For the summer season, nutritionists are advocating a holistic approach to nutrition and stressing the importance of a balanced diet.
Nutritionist Melike Asulhan Kara says: “Stay hydrated with 2-2.5 liters of water every day. Increase your physical activity to 150 minutes a week. Be wary of fad diets. Fruit intake. Take advantage of the benefits of probiotics,” he said, stressing the importance of balanced nutrition. Preparing for the summer season.
Carla said that adequate, balanced nutrition is the basis of good health, but there is misinformation about how to achieve it. It’s not about eating what you want. Nutrition is about getting the nutrients your body needs in the right amounts and at the right time to maintain good health, which can improve your quality of life.
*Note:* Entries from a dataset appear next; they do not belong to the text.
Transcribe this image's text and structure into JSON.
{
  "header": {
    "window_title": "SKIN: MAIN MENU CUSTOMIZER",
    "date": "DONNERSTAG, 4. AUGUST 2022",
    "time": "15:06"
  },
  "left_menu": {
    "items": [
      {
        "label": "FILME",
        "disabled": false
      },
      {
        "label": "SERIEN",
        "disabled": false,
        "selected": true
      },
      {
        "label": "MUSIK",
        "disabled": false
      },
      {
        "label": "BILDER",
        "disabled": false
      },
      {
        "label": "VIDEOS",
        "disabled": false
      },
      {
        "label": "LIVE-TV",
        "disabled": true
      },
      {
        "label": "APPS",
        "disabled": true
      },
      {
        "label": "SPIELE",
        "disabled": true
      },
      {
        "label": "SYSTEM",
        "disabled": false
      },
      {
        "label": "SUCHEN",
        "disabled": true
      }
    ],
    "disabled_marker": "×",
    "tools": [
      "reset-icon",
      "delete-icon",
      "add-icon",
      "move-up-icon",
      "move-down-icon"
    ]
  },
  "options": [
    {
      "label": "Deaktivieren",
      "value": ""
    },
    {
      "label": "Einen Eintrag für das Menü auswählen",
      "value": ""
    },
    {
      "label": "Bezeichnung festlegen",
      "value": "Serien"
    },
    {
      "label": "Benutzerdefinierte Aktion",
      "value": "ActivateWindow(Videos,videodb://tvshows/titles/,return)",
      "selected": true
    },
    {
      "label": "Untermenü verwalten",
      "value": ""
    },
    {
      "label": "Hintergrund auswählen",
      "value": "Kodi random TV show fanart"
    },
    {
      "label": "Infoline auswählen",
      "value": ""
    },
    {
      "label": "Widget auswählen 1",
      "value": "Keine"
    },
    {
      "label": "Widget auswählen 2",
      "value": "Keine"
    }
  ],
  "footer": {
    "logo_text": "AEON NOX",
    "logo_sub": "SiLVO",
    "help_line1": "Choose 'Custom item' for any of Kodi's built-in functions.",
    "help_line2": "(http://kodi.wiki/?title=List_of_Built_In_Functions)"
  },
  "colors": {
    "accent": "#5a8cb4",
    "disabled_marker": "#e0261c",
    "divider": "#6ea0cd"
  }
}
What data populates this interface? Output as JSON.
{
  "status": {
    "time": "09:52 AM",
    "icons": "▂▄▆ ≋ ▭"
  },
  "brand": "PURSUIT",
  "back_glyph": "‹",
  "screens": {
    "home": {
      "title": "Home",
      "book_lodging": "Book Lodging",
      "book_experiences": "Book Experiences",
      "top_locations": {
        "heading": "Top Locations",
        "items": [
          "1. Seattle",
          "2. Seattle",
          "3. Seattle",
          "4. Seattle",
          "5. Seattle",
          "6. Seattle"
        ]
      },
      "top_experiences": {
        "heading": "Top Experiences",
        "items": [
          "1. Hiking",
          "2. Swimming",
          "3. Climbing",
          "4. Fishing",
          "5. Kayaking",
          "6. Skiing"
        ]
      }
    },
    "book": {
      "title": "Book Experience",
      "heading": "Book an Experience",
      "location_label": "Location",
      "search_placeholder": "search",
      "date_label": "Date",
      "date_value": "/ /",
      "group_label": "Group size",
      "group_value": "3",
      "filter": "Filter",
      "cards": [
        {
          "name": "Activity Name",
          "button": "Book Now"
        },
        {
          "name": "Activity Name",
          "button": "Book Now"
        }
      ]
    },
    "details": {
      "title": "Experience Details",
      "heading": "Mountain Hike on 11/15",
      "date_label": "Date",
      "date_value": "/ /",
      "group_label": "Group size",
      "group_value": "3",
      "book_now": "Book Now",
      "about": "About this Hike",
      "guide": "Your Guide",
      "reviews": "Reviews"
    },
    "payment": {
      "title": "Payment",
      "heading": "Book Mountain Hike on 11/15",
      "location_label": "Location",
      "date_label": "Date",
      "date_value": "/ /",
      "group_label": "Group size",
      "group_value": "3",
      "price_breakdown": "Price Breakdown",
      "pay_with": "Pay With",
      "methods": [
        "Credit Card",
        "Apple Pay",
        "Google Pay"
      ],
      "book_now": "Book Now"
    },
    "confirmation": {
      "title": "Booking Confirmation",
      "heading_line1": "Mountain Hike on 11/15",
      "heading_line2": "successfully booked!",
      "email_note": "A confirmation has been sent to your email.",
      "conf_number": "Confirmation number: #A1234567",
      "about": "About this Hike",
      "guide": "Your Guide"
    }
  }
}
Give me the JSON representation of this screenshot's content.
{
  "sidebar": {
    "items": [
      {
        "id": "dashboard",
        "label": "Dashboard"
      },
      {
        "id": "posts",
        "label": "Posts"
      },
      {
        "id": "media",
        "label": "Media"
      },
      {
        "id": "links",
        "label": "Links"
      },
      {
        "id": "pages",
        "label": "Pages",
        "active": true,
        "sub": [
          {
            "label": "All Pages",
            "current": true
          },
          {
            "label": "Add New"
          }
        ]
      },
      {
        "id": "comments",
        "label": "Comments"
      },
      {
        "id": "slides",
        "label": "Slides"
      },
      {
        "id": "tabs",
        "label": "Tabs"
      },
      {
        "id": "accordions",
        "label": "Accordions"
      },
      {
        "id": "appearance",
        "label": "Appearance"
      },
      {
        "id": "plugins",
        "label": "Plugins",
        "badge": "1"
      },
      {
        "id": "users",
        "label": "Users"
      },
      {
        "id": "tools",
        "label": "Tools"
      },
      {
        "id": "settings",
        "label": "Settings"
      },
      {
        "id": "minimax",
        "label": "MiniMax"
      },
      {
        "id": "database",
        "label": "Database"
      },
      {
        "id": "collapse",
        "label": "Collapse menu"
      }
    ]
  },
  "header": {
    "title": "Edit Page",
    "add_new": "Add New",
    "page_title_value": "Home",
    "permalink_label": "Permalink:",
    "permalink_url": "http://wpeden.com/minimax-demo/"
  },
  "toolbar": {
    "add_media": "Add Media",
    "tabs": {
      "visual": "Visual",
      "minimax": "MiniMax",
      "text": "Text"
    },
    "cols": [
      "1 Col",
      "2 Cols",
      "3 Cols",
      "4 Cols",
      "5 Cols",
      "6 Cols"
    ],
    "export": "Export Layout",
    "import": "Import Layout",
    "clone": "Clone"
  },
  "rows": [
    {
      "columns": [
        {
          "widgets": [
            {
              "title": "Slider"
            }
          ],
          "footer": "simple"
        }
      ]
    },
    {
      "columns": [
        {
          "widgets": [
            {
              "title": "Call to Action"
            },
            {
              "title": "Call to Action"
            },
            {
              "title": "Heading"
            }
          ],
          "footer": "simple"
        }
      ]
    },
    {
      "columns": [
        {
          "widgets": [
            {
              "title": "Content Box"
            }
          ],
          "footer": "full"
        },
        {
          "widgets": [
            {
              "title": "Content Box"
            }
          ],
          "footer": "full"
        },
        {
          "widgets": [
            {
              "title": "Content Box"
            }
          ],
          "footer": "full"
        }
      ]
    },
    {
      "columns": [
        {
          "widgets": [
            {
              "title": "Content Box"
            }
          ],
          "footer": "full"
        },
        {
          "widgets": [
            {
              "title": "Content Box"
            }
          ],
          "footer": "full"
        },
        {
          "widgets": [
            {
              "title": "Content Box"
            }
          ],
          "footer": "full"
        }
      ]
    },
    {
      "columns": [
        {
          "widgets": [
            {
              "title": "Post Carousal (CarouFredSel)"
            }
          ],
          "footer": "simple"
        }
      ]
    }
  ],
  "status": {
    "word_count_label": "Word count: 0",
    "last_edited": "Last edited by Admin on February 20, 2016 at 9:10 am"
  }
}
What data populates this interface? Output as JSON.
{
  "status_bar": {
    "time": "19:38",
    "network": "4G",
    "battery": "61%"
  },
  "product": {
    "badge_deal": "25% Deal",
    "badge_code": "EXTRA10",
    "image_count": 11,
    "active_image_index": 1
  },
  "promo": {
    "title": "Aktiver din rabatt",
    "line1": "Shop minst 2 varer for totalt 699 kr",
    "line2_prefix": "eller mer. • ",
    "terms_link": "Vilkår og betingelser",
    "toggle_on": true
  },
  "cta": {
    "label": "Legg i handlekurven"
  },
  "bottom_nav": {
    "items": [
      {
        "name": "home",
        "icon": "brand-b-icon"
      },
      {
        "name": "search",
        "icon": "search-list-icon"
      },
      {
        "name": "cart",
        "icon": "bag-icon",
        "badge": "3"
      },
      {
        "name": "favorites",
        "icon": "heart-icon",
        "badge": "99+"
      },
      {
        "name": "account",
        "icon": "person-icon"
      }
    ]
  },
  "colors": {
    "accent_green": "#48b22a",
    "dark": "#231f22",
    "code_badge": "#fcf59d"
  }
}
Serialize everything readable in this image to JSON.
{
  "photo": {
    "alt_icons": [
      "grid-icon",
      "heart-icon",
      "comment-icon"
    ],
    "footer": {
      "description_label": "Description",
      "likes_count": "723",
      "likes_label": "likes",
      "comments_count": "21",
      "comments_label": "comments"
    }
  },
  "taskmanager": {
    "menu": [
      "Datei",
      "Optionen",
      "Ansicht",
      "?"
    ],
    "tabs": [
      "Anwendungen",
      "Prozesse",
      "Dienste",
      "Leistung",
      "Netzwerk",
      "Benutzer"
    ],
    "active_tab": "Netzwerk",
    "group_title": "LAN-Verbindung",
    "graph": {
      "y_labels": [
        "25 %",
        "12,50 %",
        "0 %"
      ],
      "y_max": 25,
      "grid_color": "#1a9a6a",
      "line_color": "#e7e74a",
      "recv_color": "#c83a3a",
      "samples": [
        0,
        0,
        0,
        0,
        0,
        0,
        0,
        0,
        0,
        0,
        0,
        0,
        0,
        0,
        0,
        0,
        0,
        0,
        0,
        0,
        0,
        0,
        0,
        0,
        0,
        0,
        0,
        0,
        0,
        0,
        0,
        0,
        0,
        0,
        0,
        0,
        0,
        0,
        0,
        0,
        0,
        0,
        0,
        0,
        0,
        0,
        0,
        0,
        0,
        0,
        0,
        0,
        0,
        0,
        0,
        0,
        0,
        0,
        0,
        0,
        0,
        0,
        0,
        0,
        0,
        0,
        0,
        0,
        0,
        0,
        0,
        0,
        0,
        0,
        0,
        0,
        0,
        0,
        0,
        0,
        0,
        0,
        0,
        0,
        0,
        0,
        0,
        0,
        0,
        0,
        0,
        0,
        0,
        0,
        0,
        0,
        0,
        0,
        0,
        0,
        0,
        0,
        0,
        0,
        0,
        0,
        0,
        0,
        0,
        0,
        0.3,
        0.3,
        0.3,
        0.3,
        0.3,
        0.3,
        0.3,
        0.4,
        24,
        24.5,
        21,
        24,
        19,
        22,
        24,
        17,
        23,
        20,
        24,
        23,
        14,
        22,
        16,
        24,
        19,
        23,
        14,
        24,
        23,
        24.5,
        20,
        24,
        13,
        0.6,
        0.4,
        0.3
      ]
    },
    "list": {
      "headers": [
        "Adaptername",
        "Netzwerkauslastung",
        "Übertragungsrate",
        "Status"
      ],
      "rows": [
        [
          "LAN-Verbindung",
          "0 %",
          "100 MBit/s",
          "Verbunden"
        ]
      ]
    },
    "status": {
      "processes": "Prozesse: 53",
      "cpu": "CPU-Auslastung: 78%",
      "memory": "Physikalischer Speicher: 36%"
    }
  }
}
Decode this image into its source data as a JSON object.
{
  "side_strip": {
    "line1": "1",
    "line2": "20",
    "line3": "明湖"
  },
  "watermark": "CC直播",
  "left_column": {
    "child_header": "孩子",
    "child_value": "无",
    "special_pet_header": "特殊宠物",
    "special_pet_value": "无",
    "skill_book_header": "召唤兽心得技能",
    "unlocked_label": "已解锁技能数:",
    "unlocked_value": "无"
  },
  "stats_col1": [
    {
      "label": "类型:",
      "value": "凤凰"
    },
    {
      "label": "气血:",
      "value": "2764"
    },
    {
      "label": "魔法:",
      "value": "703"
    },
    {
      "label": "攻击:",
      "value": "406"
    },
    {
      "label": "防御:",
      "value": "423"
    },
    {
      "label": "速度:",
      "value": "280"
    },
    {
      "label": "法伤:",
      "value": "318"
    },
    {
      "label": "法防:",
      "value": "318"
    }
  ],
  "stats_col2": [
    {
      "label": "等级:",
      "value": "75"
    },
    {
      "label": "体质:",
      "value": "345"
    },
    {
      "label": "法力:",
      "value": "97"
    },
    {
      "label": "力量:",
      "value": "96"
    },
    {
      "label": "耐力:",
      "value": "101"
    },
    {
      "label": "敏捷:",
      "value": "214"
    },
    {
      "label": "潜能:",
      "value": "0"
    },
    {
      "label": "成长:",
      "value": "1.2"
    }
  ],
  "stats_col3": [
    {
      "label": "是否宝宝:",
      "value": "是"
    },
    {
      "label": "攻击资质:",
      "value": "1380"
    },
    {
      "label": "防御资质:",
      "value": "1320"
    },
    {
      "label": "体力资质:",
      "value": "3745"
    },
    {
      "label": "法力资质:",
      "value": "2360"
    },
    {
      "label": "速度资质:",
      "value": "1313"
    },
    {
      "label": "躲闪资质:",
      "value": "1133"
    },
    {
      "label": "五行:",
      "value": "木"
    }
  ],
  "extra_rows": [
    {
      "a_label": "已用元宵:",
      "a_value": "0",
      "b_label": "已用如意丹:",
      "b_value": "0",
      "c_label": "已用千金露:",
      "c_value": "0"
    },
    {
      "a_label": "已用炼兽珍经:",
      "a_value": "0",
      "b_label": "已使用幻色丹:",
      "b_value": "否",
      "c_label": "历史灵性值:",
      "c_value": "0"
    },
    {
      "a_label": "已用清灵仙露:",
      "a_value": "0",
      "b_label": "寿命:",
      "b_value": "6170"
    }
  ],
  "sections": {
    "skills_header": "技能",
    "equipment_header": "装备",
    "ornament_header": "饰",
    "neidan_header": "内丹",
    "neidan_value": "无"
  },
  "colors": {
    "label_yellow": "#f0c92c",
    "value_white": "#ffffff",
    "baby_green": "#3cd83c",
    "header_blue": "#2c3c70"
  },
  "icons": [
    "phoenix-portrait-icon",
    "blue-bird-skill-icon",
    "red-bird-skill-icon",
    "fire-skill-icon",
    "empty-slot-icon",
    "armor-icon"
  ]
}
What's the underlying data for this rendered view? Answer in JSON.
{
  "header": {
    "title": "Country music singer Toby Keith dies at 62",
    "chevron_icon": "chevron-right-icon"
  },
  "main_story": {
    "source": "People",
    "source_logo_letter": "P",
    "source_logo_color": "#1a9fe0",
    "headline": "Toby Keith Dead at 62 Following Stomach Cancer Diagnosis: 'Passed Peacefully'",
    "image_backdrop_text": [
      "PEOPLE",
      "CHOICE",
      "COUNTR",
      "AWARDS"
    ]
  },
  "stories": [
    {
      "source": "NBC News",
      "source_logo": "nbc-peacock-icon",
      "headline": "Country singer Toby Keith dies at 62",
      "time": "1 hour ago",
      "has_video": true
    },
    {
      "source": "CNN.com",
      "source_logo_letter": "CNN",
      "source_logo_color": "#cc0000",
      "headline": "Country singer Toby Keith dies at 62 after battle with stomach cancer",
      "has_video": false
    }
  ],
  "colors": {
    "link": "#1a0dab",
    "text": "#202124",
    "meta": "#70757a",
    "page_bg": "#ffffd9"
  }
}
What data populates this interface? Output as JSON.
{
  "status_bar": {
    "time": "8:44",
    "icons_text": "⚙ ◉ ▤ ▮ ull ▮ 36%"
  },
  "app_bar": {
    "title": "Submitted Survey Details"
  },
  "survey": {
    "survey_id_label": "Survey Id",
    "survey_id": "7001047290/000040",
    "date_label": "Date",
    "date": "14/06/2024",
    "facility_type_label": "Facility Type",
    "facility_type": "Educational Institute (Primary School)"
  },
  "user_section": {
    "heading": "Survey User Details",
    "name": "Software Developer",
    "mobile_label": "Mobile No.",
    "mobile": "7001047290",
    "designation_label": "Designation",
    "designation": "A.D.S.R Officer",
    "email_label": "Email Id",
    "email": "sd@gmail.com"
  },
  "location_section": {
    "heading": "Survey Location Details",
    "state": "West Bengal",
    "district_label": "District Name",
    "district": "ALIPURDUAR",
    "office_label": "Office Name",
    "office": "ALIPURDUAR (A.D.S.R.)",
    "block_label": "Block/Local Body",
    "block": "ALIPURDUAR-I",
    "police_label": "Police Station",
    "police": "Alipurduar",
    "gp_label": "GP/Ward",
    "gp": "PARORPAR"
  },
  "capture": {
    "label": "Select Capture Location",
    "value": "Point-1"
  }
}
It is a conscious action that should be taken to maintain, improve, and improve.”
Nutritionist Kara emphasizes that humans need approximately 50 essential nutrients to survive, adding, “One of each of these nutrients is necessary for healthy growth and development, longevity, and productivity.” The daily intake is fixed. If any of these nutrients are not ingested, or too little, growth and development will be impaired. and your health will deteriorate. If you consume too much, some nutrients can be stored in your body as fat, which can be harmful to your health. To prevent nutritional imbalances, it is important to educate people about nutrition and instill awareness of healthy eating habits. ”
Carla said that people who have sufficient, balanced nutrition have certain characteristics: “Balanced people have a robust, healthy appearance; lively and flexible.” They have a strong body, smooth skin, vibrant, shiny hair and eyes, and strong, normally developed muscles.”In addition, they are willing to work, have a weight commensurate with their height, and have normal mental development. , and are less likely to get sick. ”
Nutritionists have noted that people with inadequate and unbalanced nutrition exhibit sluggish and unmotivated behavior. “People with nutritional imbalances have an unhealthy appearance (excessively thin or obese), rough, dry and unhealthy skin, an overweight or underweight body structure, frequent headaches, They have no appetite and exhibit a tired and lethargic demeanor,” she outlined.
“Although in today’s digitalized world, our daily tasks can be easily accomplished without physical activity,” Carla pointed out that a lifestyle without physical activity leads to many diseases. .
“Physical activity is associated with all systems of the body and has been scientifically proven to play an auxiliary role in the treatment of many diseases. “Green exercise” is attracting attention as it contributes more positively to human health. Green exercise has been shown to have a positive impact on chronic pain, physical and mental health, and spending time in an easily accessible, biodiverse and comfortable environment can improve physiological and psychological health. effectively enhance physical and social well-being. Quality of life.
“Green exercise also contributes to the development of a positive attitude towards the environment.Research shows that green exercise has multifaceted benefits in psychological, hormonal and neuroimmunological aspects, combining it with a biopsychosocial approach. In conclusion, this exercise approach contributes to sustainable health and the environment, is a green movement prescription, protects the natural environment, and is based on scientific evidence. It should be further supported by research and grants,” she advised.
Nutritionist Kara recommends healthy vegetables and fruits to consume this spring, saying: “Vegetables and fruits, which have many benefits such as cell regeneration, tissue repair and imparting resistance to diseases, always take priority in our nutrition.Vegetables and fruits that can be eaten in spring include carrots , artichokes, radishes, peas, asparagus, parsley, lettuce, arugula, fresh greens, fava beans, green onions, raw garlic, cherries, strawberries, plums, apples, honeysuckle, and elderberries.
She also shared the following metabolism-boosting tea and soup recipes for those looking to get in shape for summer.
ginger metabolic tea
Ingredients: 1 liter (33.81 oz) water, 1 chickpea-sized piece of ginger, 4 to 5 apple slices, 1 black peppercorn, 1 clove, lemon slice
Preparation: Chop all the ingredients and soak in water for 10 minutes. Take it as a snack in the evening, 20 minutes after meals.
Zucchini soup to boost metabolism
Ingredients: 2 medium zucchini, 1 onion, 1 garlic clove, 1 medium tomato, 1 tablespoon olive oil, salt, black pepper.
Preparation: Saute the chopped onions, garlic and zucchini in 1 tablespoon of olive oil. When the ingredients become soft, add the grated tomatoes. Once the tomatoes are cooked, add 5 cups of water. When the water boils, add the chopped dill and parsley at the end. While hot, add salt and pepper to taste.